А Санта, которая всё это время смотрела на мозаичную плитку в одной из ванных отчего дома, жмурится. Собирается. Распахивает глаза.
— Я сегодня у мамы останусь.
И предупреждает, наперед зная, какой будет реакция.
Недолгая тишина, в которую Данила злится… И черт возьми, Санта его понимает даже… Но и себя тоже понимает.
— Почему? — короткий вопрос и ожидание её ответа. Дежурного. Отчасти бессмысленного, отчасти лживого.
— Хочу дома побыть…
Голос Санты — будто надломленный. Она сама это слышит. У неё в последнее время часто глаза на мокром месте и горло сжимается.
— Я думал, у нас общий дом…
А после его слов — сильнее.
Санта снова жмурится, злясь и испытывая острую-острую горечь. Перед глазами тьма. На душе пустота.
Она так и не объяснилась с Данилой, но как-то так получилось, что отдалилась.
Оказалось, она не умеет делиться болью, а её замкнутость его раздражает. В отношениях кризис. У Данилы много работы, она херит всё — учебу, возможности провести время вместе с ним, чтобы посвятить себя максимально маме.
Которая не просила об этом. По её взгляду видно даже — она это не одобряет, но всю ласку и тепло своего ребенка, которые тот находит, принимает. Особенно больно делая тем, что Санта может предположить, почему.
Чтобы если вдруг… С Сантой осталось как можно больше теплых моментов.
— Зачем ты перекручиваешь? — Санта задает вопрос без обвинения, слышит, что в ответ Данила усмехается.
— Я не перекручиваю,
малыш. — После чего говорит грустно. Устало… — Ладно. Спокойной ночи.Сам сворачивает разговор. Скидывает сам. Что будет делать дальше — Санта не знает. У самой в грудной клетке становится тесно. Плохо. Свободная рука тянется туда, кулак с силой вжимается. Это немного глушит ощущения, но эффект временный, давно известно.
После нескольких минут, которых хватило, чтобы взять себя в руки хотя бы внешне, Санта вышла из ванной, расправив плечи и надев на лицо улыбку.
Спустилась на первый этаж, замерла в дверях кухни. Вся она — телом и душой. Смотрела во все глаза, как мама копошится у кухонного стола, её не замечая.
Внешне она сейчас — абсолютно здоровый человек. Бодрый. Позитивный. А внутри — бомба с часовым механизмом.
Почувствовав дочкино приближение, а может услышав, как спускалась, Лена оглядывается, улыбается…
— Ужинаем? — спрашивает с надеждой получить сначала воодушевленный кивок, а потом пустую тарелку. Но у Санты беда с аппетитом. Часто тошнит и ничего не лезет. У Лены тоже. Они больше колупают, чем едят. Это неправильно, но непобедимо.
— Давай поваляемся… Вдвоем… Пожалуйста…
Просьба Санты — неожиданна и, возможно, звучит глупо. Слишком наивно. Но Лена, справившись с первым удивлением, улыбается мягко, гладит взглядом… Не отказывает.
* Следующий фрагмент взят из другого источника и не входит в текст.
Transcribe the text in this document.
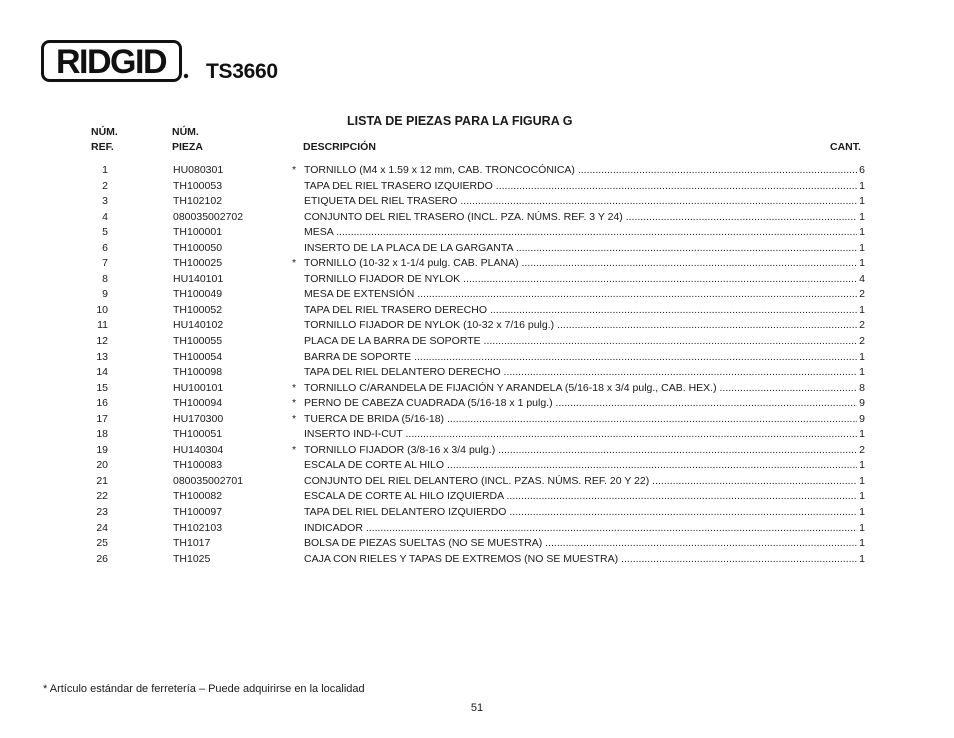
RIDGID TS3660
LISTA DE PIEZAS PARA LA FIGURA G
NÚM.
REF.
NÚM.
PIEZA	DESCRIPCIÓN	CANT.
1	HU080301	* TORNILLO (M4 x 1.59 x 12 mm, CAB. TRONCOCÓNICA) .....	6
2	TH100053	TAPA DEL RIEL TRASERO IZQUIERDO .....	1
3	TH102102	ETIQUETA DEL RIEL TRASERO .....	1
4	080035002702	CONJUNTO DEL RIEL TRASERO (INCL. PZA. NÚMS. REF. 3 Y 24) .....	1
5	TH100001	MESA .....	1
6	TH100050	INSERTO DE LA PLACA DE LA GARGANTA .....	1
7	TH100025	* TORNILLO (10-32 x 1-1/4 pulg. CAB. PLANA) .....	1
8	HU140101	TORNILLO FIJADOR DE NYLOK .....	4
9	TH100049	MESA DE EXTENSIÓN .....	2
10	TH100052	TAPA DEL RIEL TRASERO DERECHO .....	1
11	HU140102	TORNILLO FIJADOR DE NYLOK (10-32 x 7/16 pulg.) .....	2
12	TH100055	PLACA DE LA BARRA DE SOPORTE .....	2
13	TH100054	BARRA DE SOPORTE .....	1
14	TH100098	TAPA DEL RIEL DELANTERO DERECHO .....	1
15	HU100101	* TORNILLO C/ARANDELA DE FIJACIÓN Y ARANDELA (5/16-18 x 3/4 pulg., CAB. HEX.) .....	8
16	TH100094	* PERNO DE CABEZA CUADRADA (5/16-18 x 1 pulg.) .....	9
17	HU170300	* TUERCA DE BRIDA (5/16-18) .....	9
18	TH100051	INSERTO IND-I-CUT .....	1
19	HU140304	* TORNILLO FIJADOR (3/8-16 x 3/4 pulg.) .....	2
20	TH100083	ESCALA DE CORTE AL HILO .....	1
21	080035002701	CONJUNTO DEL RIEL DELANTERO (INCL. PZAS. NÚMS. REF. 20 Y 22) .....	1
22	TH100082	ESCALA DE CORTE AL HILO IZQUIERDA .....	1
23	TH100097	TAPA DEL RIEL DELANTERO IZQUIERDO .....	1
24	TH102103	INDICADOR .....	1
25	TH1017	BOLSA DE PIEZAS SUELTAS (NO SE MUESTRA) .....	1
26	TH1025	CAJA CON RIELES Y TAPAS DE EXTREMOS (NO SE MUESTRA) .....	1
* Artículo estándar de ferretería – Puede adquirirse en la localidad
51
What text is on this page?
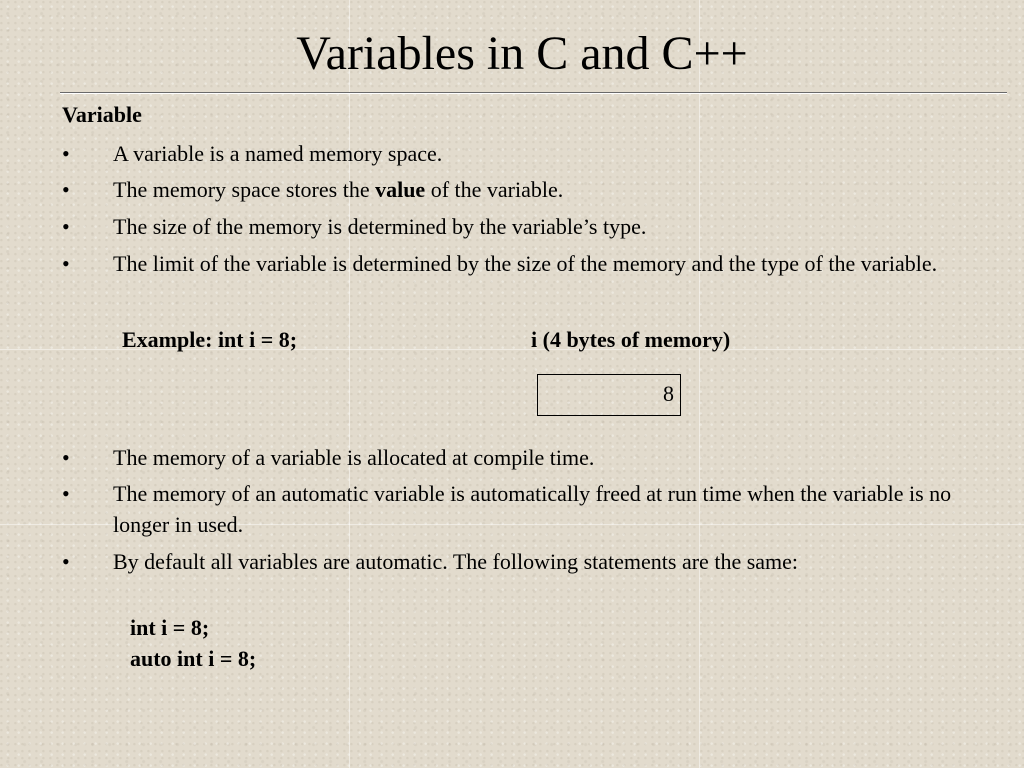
Variables in C and C++
Variable
• A variable is a named memory space.
• The memory space stores the value of the variable.
• The size of the memory is determined by the variable’s type.
• The limit of the variable is determined by the size of the memory and the type of the variable.
Example: int i = 8;	i (4 bytes of memory)
8
• The memory of a variable is allocated at compile time.
• The memory of an automatic variable is automatically freed at run time when the variable is no longer in used.
• By default all variables are automatic. The following statements are the same:
int i = 8;
auto int i = 8;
— Как там Даня? — в вопросе Лены нет ничего предосудительного, а Санта жмурится и прижимается сильнее. Плохо, конечно. Просто не знает, почему.
— Много работы. Занят часто…
Санта говорит полуправду, мамина рука замирает на секунду, а потом снова ведет от плеча вниз. Конечно, она засекла ложь. Конечно, можно усугубить и докопаться.
У самой большой опыт жизни с мужчиной, который был «занят часто»… Но она не давит на Санту.
— Ты не обязана так часто оставаться, Сантуш… Я справляюсь, ты же видишь…
Лена произносит не требовательно, ласково, как всегда. А в сердце Санты впиваются иглы. Потому что невозможно избавиться от чувства вины, что бы ни делал и сколько бы времени вместе не проводил.
Твое присутствие не поможет сбежать человеку из предавшего его тела.
— Я хочу, мам… Можно? — но и терять это время — вместе — Санта не готова. Спрашивает, запрокинув голову. Они не включали в спальне свет, но глаза ко тьме привыкли. Во взгляде Санты просьба. Лена вздыхает… Но снова позволяет. Всё позволяет своему главному жизненному достижению. Самой важной и самой лучшей части себя.
— Можно, конечно, — в лоб целует, снова обнимает крепко-крепко. Санта жмурится, на глазах выступают слезы, которые обязательно надо высушить незаметно. Не дать пролиться. — Ты ему не сказала, да?
— Не сказала…
— Почему?
На такой простой вопрос у Санты нет однозначного ответа. Ведь ей не стыдно. И в поддержке она, наверное, нуждается. Он может её дать. Да и если… Не дай бог… Она ведь останется одна и единственный человек, который по-настоящему рядом — это он. Но ей сложно признать происходящее. По-глупому кажется, что пока правда остается секретом двоих — она не настолько разрушительна.